到了午后,富户带着一帮家丁和几个外地的恶霸,气势汹汹地来到了交易地点。他们东张西望,却连“神秘人”的影子都没见着,心里开始犯嘀咕。就在这时,一阵风吹过,地上的落叶被卷起来,形成了一股子怪风,好像在给他们指路。富户心里一动,就跟着那风的方向走。没多久,他就来到了一个隐蔽的山洞前。洞口放着一只木箱,盖子半开着,里面金银财宝闪闪发光,正是信里说的赎金的一部分。富户一看,眼睛都亮了,急不可耐地冲上去,想打开箱子看个究竟。可就在这时,山洞里头传来一声冷笑:“富户大人,您终于来了。”富户猛地一回头,只见大柱和翠花从山洞深处走出来,身后还跟着几个乡亲和那只灵鼠。富户的脸一下子变得跟锅底似的:“是你们!你们竟然敢设局坑我!”“坑你?”大柱冷笑一声,“咱们只是想让你为自个儿的坏事付出点代价!”说着,他从怀里掏出一摞厚厚的账本和信件,扔到富户面前,“你自己好好看看,这些都是啥!”富户手都抖了,翻开那些账本和信件,里头记的全是他这些年贪污受贿、欺负老百姓的丑事。他那脸儿,白得跟纸似的,最后直接一屁股坐地上,话儿都说不出了。村里的大伙儿一看这情况,立马围上来,指着那富户鼻子骂,让他给大伙儿道个歉,还得把那些贪来的钱财给大伙儿还回去。富户心里明白,自己这回是跑不掉了,只好低头,认了这罪。这事儿闹腾了一阵,总算是平息了。

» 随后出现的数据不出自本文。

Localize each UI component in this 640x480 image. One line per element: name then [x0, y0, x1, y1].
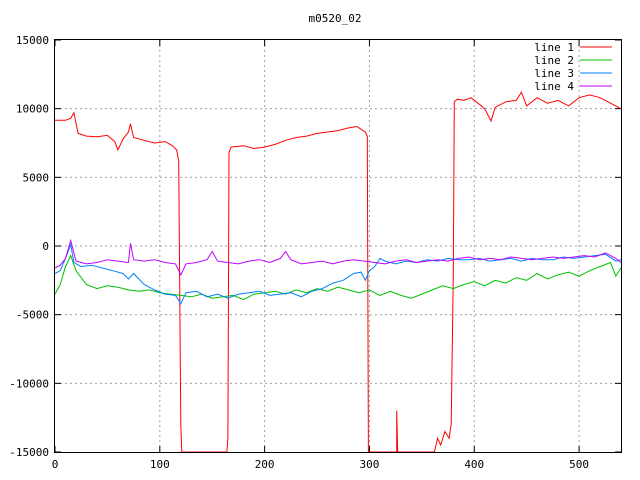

大柱和翠花俩人,不仅把富户的真面目给大伙儿揭了个底朝天,还帮着村民们把公道给讨回来了。那灵鼠,因为聪明勇敢,也赢得了大伙儿的敬重和感激。从那以后,大柱家再也没遇到啥怪事。夜深人静的时候,他总会想起那灵鼠,还有它带来的那段离奇的故事。他知道,这世上,总有一些秘密和力量,在暗地里保护着那些心地善良的人。他也会一直用自己的方式,去守护这份善良和正义,直到永远。